If you need to secure outside financing, such as from a bank, or are ever considering selling your salon in the future, you must be able to prove that your business is viable in the long run – your business plan is the most effective way of demonstrating this.
Writing a business plan can go a long way in helping you better understand your competition and the market you are operating in, demonstrating customer trends, potential business disruptions and other insights that aren’t always plainly visible.
Entrepreneurship is a risky business, but that risk becomes significantly more manageable once tested against a well-crafted business plan. Having to draw up revenue and expense projections, devising operational plans and understanding your market can all help reduce the risk factors of being a small business owner.

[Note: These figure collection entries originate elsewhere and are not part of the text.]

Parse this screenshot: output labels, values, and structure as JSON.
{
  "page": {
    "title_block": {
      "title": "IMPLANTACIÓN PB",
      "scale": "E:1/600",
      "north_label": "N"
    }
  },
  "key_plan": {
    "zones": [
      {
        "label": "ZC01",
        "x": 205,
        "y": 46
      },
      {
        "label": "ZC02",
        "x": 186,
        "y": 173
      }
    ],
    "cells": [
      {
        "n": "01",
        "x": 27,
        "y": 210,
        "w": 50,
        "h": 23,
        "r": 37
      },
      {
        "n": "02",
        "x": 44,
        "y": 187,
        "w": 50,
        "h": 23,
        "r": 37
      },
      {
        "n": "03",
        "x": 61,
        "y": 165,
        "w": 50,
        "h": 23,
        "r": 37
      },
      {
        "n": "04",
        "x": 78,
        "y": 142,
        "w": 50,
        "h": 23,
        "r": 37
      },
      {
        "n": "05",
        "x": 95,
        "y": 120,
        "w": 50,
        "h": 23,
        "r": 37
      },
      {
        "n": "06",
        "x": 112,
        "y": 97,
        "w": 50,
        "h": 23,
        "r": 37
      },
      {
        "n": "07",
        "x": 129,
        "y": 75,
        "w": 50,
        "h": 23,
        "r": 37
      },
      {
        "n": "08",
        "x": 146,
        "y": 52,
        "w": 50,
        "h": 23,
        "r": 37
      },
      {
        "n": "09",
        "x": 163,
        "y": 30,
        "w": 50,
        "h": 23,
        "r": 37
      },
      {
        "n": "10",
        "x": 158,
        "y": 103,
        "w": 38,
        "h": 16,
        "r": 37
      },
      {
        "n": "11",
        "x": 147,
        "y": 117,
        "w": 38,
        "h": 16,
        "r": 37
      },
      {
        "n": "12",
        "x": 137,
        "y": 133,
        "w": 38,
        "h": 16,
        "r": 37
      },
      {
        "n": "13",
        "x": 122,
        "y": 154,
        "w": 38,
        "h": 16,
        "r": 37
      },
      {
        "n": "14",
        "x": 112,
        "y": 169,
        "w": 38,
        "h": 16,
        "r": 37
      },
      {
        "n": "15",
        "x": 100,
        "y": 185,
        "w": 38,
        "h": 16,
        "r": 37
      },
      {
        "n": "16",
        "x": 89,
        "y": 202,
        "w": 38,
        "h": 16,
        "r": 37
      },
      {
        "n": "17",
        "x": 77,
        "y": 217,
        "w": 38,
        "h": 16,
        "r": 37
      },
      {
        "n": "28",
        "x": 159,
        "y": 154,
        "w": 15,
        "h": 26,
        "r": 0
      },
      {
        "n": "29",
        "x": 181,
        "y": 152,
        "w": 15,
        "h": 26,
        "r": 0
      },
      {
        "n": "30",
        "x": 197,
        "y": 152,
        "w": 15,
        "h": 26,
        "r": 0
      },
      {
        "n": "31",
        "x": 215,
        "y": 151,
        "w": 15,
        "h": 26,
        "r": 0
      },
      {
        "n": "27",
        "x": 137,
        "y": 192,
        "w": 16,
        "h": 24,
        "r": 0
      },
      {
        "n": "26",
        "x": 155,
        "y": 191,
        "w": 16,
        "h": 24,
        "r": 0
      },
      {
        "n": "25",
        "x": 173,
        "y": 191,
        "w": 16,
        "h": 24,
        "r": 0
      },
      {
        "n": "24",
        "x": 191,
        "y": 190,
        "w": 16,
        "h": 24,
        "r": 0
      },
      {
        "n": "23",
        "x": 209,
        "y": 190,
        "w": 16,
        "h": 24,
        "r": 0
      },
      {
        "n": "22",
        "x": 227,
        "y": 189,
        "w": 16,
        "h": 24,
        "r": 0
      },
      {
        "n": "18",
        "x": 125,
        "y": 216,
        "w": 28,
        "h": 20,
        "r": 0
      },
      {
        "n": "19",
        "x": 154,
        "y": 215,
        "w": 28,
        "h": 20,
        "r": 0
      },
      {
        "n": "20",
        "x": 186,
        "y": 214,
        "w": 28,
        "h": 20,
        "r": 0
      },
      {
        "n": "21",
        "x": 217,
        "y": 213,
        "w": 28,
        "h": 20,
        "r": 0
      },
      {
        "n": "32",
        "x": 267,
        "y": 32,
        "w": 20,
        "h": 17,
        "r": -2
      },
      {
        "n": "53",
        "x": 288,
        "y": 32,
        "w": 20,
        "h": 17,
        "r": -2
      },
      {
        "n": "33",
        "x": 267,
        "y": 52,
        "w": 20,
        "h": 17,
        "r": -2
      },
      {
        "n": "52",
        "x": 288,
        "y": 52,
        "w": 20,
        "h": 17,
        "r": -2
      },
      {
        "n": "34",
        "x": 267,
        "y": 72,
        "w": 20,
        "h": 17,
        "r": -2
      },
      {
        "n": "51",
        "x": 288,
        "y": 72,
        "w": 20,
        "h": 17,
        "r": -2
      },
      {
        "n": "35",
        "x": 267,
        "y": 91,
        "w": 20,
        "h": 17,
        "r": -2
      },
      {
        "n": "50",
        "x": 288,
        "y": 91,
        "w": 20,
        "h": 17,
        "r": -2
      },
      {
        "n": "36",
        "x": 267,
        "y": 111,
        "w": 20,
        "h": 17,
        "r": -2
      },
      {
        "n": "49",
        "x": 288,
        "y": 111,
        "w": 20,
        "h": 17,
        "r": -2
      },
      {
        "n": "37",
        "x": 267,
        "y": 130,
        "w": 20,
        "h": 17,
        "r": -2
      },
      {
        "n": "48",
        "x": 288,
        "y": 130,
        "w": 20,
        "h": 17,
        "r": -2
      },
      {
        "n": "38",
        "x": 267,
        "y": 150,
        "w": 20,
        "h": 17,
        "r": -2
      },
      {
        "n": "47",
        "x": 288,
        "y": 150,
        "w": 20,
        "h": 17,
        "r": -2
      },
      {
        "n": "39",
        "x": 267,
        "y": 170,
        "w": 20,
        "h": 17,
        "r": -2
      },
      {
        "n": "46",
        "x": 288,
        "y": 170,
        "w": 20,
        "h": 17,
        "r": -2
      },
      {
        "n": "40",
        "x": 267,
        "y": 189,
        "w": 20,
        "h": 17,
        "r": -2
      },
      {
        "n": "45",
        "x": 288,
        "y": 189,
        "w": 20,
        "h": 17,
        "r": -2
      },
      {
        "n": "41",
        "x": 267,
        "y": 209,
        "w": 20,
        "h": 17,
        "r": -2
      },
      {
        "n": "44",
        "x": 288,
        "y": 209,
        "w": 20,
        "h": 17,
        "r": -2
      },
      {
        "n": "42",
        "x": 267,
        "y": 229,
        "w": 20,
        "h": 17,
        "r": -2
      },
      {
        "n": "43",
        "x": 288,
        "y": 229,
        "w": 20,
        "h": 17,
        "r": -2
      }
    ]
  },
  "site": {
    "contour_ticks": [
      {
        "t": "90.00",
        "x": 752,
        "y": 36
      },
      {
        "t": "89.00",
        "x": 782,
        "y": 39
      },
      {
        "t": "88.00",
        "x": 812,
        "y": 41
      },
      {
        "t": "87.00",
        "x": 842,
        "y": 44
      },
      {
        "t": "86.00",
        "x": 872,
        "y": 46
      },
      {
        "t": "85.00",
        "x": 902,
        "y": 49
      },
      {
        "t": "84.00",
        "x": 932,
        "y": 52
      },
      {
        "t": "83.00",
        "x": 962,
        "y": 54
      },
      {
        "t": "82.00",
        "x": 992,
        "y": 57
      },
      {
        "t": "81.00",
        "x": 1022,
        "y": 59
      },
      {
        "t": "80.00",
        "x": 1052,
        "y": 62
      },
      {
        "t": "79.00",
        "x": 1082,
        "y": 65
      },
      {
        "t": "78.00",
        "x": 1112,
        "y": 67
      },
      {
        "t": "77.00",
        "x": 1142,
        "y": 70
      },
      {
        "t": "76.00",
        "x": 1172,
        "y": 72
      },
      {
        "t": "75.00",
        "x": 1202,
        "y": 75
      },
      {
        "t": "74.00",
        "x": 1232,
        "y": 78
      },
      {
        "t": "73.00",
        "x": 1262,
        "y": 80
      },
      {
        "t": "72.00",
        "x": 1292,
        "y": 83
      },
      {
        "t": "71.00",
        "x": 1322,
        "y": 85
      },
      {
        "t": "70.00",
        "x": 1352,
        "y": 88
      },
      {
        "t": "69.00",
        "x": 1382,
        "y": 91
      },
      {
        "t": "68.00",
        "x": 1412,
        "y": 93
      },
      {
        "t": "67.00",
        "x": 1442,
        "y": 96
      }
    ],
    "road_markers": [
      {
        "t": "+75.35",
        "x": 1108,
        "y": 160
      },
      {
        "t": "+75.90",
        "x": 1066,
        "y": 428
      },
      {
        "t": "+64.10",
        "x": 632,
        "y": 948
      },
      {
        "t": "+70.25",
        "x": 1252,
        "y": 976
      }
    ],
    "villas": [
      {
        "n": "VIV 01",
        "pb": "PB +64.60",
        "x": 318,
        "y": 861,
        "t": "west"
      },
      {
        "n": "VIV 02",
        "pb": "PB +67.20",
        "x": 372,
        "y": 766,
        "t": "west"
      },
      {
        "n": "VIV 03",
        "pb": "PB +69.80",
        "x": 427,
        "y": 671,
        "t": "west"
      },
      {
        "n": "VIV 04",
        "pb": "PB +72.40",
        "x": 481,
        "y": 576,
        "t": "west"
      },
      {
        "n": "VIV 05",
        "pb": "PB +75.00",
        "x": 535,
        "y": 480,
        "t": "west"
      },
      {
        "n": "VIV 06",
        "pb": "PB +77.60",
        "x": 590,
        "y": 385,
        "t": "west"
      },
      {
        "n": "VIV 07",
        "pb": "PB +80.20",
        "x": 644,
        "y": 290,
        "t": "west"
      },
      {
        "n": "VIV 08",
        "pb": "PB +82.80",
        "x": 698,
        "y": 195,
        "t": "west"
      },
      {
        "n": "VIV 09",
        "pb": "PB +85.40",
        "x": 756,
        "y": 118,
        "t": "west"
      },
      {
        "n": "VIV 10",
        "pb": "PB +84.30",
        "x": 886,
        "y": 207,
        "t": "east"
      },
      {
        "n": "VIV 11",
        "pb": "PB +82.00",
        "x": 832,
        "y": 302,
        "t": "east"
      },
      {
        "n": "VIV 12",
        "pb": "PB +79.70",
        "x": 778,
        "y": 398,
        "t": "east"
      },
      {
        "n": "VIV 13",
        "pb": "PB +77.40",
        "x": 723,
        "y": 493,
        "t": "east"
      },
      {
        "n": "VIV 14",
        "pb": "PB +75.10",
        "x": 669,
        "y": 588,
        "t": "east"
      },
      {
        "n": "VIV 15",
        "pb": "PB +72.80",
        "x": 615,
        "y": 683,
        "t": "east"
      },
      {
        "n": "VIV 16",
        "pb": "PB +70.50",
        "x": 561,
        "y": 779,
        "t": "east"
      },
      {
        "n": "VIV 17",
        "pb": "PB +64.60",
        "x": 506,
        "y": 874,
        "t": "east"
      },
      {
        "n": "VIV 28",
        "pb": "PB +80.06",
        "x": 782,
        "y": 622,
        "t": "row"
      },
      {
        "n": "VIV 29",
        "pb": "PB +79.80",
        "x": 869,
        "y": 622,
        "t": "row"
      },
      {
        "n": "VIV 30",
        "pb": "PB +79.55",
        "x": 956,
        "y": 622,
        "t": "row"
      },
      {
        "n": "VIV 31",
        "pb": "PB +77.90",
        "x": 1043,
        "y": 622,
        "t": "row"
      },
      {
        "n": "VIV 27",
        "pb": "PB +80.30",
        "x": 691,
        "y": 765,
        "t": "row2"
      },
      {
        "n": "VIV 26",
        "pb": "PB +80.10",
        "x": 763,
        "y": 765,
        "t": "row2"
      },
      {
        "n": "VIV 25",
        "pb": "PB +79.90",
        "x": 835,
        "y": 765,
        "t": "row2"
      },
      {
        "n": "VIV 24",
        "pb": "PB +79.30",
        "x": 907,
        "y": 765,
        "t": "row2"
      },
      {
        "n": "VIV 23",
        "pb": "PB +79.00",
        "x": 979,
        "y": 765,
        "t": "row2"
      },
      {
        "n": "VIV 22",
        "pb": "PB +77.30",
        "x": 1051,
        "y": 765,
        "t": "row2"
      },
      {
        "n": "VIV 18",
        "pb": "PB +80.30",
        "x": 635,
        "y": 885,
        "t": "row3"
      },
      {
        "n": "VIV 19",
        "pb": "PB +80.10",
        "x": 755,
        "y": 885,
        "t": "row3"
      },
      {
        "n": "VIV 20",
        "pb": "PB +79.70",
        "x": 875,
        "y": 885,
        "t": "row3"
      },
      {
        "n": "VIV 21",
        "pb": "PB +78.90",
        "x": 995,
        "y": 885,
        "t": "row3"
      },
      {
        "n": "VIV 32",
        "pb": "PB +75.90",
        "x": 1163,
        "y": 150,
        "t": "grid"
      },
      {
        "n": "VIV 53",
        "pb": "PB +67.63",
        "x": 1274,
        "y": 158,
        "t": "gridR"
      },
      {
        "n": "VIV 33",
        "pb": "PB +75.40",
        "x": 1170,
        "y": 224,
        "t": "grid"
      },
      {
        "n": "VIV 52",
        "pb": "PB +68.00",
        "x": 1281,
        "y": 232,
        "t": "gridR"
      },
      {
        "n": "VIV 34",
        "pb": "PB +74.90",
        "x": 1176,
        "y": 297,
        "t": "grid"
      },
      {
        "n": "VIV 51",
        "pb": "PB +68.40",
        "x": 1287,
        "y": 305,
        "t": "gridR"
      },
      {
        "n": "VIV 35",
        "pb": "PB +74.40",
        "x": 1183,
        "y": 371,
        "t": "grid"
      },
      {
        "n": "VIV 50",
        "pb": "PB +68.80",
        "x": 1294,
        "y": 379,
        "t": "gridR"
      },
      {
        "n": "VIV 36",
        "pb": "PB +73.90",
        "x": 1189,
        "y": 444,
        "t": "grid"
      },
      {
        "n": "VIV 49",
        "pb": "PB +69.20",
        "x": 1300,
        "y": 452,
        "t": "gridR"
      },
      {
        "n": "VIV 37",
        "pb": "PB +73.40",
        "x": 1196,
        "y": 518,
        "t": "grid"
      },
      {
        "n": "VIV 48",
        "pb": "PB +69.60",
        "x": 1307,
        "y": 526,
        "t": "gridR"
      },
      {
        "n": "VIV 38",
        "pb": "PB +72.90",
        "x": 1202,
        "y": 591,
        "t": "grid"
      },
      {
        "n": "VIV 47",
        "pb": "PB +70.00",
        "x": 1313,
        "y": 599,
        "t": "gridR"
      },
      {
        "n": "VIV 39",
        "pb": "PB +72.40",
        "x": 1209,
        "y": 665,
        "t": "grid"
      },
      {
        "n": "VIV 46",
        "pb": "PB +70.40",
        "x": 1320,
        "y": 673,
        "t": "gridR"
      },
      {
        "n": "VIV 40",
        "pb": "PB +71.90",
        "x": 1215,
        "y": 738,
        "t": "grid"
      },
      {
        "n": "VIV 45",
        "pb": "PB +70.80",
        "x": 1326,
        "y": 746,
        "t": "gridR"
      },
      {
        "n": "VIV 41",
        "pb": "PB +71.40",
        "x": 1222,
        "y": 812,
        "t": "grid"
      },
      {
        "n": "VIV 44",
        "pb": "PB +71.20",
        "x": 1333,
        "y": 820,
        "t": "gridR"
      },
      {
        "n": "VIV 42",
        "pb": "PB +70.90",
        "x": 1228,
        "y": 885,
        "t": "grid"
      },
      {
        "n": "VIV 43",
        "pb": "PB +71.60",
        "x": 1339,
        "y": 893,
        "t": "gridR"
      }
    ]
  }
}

Approach your business plan as a living, breathing document. Ideally, create a master business plan, that is kept up to date based on your salon’s activity. You can then tailor that plan to a specific request or need without having to recreate it from scratch again.
Writing the business plan
The one universal aspect of every business plan is the inclusion of an executive summary, which is your document’s introduction to the reader, so be sure it is well constructed and start out with a compelling story.
Next, give a business overview, explain in detail your proposed services, products, and team requirements. Remember to outline your marketing and sales plans, and seriously focus on financials.
Whether starting off or securing funding, clarifying your goals, or getting your team on the same page, business plans are invaluable for providing a pathway to salon success. Develop a plan that serves you, your business, and its future growth. Keep it up to date and focused on the elements vital to your success, including where you’ve been, where you want your business to go and how you plan to get there.
Finally, a great business plan doesn’t need to be expertly written to be effective, but it should be written so you can expertly execute it.